Thank you for your thoughtful and comprehensive response. Some of the things you said, I really need to go back to, and make a part of a routine. In particular, writing onto paper rather than into the DAW.

This is particularly scary because I can barely read (you know, I still have to use mnemonics to know which note is which, and even though on basic rhythmic stuff I'm getting better, when I look at scores, I have to spend a good 5-10 seconds per note just to be sure of what it is, and I often make mistakes on rhythm)

That said, I'm taking violin lessons, and also have started taking 1-to-1 theory lessons, so this will certainly help!


----------



## I like music (Jul 13, 2019)

JT said:


> Transcribing is very useful as everyone has said. But if you're a beginner, take it slow.
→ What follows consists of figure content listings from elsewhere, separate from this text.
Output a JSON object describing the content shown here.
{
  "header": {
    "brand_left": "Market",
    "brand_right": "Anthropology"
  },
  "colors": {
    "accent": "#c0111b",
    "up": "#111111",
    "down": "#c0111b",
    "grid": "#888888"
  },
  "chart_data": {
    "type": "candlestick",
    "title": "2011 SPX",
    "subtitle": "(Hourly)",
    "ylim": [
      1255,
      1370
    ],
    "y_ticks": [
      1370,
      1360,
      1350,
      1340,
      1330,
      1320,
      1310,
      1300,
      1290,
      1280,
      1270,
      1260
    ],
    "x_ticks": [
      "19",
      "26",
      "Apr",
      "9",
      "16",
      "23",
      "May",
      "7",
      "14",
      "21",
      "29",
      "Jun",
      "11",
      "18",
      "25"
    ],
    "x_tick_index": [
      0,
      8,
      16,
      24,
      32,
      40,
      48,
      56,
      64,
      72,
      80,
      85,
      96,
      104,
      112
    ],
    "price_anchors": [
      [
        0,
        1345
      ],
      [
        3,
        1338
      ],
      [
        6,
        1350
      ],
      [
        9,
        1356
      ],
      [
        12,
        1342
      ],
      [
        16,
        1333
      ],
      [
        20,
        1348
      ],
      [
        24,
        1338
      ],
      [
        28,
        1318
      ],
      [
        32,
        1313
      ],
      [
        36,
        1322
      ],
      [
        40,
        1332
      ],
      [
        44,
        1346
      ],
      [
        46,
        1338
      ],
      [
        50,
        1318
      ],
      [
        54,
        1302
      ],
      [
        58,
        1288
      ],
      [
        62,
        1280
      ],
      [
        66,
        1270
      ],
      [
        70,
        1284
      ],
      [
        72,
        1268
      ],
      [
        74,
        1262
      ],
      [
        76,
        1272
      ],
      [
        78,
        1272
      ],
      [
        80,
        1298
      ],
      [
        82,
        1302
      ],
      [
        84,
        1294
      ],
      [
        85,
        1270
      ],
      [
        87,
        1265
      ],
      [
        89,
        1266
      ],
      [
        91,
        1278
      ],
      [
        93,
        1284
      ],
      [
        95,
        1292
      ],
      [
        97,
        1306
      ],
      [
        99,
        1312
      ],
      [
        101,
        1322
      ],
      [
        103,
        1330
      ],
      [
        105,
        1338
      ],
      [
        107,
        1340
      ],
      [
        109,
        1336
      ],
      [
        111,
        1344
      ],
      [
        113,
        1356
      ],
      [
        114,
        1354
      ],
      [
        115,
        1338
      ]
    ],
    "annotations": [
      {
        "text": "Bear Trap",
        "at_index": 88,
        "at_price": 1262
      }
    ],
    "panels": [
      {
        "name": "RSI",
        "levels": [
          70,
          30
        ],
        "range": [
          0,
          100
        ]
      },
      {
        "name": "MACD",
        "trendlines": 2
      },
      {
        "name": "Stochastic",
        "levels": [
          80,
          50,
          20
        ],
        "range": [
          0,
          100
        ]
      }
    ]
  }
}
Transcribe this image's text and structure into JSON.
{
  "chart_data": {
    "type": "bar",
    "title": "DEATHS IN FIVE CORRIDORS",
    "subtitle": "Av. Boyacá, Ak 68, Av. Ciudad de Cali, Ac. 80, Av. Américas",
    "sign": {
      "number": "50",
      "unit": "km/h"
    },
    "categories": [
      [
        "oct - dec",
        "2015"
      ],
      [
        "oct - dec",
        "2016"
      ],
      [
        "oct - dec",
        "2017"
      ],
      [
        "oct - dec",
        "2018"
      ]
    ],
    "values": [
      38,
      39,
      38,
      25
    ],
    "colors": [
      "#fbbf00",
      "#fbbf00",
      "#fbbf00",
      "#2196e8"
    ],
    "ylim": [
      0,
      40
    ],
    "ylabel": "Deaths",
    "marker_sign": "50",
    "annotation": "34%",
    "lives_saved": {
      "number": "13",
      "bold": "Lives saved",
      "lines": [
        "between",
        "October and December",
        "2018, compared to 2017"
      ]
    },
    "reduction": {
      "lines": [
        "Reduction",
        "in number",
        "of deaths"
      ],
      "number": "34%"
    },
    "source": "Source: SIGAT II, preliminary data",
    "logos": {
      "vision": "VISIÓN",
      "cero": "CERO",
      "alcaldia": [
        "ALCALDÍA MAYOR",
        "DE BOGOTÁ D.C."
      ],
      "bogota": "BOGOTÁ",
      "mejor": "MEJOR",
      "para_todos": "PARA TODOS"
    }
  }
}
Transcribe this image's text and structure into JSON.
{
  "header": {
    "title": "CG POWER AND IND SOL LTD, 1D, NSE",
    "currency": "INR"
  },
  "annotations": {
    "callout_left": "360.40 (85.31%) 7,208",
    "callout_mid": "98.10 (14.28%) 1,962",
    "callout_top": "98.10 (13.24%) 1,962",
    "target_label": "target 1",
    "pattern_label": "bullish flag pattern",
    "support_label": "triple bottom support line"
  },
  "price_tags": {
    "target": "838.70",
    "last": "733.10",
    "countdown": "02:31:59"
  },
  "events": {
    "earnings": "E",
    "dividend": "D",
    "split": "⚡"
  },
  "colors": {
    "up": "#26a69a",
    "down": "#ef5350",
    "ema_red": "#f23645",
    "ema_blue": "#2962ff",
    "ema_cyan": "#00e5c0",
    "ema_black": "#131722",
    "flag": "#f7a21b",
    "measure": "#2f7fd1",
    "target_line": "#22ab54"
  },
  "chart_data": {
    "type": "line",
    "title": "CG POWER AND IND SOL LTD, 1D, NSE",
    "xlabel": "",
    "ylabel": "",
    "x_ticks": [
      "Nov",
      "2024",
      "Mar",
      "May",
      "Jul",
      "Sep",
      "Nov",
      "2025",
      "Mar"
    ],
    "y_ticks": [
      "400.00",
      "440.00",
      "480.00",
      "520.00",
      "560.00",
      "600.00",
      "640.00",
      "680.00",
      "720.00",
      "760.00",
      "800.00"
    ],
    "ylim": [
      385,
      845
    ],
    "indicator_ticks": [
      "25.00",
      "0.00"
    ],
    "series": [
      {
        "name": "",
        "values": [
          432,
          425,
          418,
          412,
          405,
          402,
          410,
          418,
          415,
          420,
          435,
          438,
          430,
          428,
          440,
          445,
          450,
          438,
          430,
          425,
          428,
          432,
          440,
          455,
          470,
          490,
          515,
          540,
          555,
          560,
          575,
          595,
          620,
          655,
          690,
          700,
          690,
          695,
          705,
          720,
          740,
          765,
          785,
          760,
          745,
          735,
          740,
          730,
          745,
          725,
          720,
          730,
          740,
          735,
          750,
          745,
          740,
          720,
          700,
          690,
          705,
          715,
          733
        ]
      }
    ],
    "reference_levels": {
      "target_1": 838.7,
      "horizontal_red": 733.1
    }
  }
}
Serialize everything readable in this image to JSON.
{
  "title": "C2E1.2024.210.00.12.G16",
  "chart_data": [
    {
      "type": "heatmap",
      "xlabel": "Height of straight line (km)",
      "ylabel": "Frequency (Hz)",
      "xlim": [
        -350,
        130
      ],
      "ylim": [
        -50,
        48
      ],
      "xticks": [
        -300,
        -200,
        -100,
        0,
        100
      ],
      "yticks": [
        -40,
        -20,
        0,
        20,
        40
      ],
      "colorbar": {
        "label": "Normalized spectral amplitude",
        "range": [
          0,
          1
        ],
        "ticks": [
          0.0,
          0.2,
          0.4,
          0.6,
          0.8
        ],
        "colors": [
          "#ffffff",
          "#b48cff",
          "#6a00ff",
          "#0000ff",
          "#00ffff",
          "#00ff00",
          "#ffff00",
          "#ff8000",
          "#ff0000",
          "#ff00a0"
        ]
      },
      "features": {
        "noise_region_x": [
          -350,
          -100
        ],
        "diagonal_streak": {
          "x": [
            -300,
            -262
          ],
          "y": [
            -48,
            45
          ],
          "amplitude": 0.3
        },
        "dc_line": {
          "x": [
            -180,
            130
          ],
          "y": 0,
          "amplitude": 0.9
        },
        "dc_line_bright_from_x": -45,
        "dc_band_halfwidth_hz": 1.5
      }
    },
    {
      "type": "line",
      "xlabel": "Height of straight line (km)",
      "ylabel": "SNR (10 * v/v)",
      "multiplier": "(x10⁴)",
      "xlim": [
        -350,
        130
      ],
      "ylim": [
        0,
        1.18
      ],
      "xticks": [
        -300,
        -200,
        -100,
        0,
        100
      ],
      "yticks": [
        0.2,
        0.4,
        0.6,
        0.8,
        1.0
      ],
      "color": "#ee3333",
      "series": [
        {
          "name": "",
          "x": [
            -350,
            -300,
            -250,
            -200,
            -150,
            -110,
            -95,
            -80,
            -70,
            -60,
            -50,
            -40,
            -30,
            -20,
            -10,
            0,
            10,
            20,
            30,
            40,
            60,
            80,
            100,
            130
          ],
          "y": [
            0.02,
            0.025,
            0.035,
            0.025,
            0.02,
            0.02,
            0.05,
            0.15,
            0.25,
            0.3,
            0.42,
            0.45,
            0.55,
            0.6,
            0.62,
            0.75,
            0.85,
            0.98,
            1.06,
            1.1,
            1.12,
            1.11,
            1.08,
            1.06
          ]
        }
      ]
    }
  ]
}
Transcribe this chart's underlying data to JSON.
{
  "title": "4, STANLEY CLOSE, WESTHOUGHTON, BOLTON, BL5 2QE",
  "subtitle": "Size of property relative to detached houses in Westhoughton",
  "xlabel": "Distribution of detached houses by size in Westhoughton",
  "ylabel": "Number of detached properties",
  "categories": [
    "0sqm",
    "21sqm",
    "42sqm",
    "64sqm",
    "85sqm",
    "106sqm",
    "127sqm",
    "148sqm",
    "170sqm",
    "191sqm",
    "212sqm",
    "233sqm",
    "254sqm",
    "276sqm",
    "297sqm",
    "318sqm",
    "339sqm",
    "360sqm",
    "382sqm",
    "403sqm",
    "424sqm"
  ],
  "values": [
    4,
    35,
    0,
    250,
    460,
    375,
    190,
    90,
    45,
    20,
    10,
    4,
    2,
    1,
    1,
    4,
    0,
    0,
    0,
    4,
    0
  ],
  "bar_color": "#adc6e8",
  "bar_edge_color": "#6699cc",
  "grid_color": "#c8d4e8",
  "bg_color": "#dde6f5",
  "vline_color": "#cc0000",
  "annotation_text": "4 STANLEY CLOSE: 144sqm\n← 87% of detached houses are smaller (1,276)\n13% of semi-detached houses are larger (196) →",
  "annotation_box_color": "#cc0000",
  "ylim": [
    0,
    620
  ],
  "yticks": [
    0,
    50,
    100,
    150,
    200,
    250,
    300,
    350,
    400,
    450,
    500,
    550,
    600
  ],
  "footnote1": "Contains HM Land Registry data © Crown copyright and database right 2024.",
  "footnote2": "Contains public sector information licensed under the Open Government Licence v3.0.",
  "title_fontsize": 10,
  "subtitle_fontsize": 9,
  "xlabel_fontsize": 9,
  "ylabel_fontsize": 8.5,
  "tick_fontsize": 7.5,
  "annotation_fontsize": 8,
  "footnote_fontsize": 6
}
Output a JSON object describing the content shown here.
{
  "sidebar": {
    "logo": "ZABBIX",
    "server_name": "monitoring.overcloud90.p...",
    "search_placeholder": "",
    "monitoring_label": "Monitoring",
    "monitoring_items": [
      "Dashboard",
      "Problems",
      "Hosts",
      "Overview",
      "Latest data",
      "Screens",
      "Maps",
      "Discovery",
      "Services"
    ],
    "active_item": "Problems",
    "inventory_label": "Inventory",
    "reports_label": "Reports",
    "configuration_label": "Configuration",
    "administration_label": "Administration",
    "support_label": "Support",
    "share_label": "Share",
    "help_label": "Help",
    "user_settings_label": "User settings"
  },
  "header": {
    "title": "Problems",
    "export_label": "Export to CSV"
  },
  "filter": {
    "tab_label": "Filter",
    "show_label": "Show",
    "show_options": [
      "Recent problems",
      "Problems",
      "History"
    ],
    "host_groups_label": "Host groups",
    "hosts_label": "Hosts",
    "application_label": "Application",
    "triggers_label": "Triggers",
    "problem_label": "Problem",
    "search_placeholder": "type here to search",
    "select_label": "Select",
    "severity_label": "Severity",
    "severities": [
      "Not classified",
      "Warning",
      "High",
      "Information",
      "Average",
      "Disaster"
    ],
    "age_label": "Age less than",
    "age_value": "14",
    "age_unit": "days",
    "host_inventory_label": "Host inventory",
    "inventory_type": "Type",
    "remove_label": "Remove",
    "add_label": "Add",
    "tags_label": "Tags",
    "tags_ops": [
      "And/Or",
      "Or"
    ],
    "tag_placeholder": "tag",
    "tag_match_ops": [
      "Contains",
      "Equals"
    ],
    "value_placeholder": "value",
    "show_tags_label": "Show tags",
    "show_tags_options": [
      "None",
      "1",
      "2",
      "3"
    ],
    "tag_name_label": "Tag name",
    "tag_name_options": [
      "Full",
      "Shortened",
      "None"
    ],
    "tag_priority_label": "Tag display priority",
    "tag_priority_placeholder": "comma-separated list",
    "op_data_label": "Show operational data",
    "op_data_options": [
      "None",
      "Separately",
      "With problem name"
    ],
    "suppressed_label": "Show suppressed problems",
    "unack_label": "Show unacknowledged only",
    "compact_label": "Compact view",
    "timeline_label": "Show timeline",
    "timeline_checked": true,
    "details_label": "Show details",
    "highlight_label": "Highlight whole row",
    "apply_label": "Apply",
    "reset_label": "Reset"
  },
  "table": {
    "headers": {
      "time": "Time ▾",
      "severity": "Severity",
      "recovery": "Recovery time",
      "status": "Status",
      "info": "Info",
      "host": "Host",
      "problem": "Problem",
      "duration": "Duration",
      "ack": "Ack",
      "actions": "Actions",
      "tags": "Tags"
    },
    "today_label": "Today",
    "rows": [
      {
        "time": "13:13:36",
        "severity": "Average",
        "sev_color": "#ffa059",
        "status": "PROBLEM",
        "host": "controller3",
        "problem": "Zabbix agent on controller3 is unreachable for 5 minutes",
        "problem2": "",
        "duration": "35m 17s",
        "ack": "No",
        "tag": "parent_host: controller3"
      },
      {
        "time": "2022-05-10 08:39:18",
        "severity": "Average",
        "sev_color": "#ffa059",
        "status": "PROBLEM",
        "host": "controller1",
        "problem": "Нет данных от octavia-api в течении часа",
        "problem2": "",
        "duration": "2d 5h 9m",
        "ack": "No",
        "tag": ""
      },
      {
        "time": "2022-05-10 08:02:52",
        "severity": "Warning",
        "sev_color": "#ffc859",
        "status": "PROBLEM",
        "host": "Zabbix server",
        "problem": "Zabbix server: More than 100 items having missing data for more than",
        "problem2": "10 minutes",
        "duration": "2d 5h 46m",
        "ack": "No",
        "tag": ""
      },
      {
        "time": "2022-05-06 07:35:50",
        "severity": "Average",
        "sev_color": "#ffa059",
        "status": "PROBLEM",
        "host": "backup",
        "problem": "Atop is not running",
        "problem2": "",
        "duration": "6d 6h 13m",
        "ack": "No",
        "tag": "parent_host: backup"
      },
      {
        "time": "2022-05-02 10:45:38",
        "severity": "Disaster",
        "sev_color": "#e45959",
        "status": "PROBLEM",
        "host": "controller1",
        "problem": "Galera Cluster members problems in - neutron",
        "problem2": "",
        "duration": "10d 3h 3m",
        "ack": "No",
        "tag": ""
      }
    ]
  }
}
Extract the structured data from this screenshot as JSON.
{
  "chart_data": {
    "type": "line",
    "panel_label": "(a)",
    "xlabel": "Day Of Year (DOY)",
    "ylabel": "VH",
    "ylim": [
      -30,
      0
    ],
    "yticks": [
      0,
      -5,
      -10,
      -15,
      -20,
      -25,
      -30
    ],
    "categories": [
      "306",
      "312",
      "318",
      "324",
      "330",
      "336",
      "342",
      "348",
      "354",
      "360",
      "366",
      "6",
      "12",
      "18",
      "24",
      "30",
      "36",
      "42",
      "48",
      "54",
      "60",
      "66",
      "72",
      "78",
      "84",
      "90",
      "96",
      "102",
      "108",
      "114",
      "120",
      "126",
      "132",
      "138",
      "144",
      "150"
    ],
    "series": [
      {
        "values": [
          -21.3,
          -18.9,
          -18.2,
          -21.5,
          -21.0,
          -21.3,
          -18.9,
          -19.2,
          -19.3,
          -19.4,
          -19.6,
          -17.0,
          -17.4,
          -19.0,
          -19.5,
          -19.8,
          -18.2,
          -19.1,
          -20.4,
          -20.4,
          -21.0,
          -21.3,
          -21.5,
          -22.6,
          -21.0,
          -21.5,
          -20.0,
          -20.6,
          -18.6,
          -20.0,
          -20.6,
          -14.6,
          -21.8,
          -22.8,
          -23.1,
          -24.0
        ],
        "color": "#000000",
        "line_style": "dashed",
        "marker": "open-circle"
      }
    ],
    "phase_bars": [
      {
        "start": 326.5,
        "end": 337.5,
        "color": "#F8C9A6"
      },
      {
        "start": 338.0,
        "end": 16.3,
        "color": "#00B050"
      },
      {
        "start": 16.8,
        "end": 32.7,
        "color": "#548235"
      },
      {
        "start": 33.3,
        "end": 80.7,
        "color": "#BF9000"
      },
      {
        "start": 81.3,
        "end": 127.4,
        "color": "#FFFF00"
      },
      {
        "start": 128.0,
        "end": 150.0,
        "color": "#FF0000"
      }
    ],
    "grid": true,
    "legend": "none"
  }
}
Do simple ear training exercises and combine that with sight singing. Start with melodies. Learn to hear intervals. Learn to transform a rhythm you hear into a rhythm you can write down.
> 
> As a composer it's invaluable to be able to hear a melody in your head while you're driving and then seeing that melody in your head as notation, without using a piano, DAW, nothing.



This might sound like a silly question, but any pointers on what might be considered good ear training exercises? Anything at all on ear training (even if it is super super simple) would be hugely appreciated!


----------



## JT (Jul 13, 2019)

I like music said:


> This might sound like a silly question, but any pointers on what might be considered good ear training exercises? Anything at all on ear training (even if it is super super simple) would be hugely appreciated!


Ear training 101 usually consists of identifying intervals used in common songs.
Did a quick google search and found this site:
https://flypaper.soundfly.com/tips/interval-cheat-sheet-songs-to-help-you-remember-common-intervals/

After you're comfortable with these and can hear the intervals, then take a song of your choice and try to write the melody on music paper using you ear, no piano. When you're done, then play it on piano and see how you did. See if certain intervals are easier or harder to hear, then concentrate on the difficult ones.


----------



## bryla (Jul 13, 2019)

Although I'm 100% in the movable do camp I completely agree with @douggibson


----------



## I like music (Jul 14, 2019)

douggibson said:


> Honestly..... just try and pick out songs / melodies on your instrument and reading music, and sing
> what you hear.
> 
> Don't worry or get distracted by anything else.
> ...



Thank you. With all the things I'm trying to do, the hardest part is to try to figure out a structure around my general learning (I'm learning the violin with a teacher, starting theory lessons, learning the piano (on my own), trying to write music, trying to learn more about mixing etc, and even though I'm in it for the long game, I want to enjoy the journey, so I don't want to spend all my time practising across all of these areas. But I feel that getting my 'ear' up to scratch should be a first priority.


----------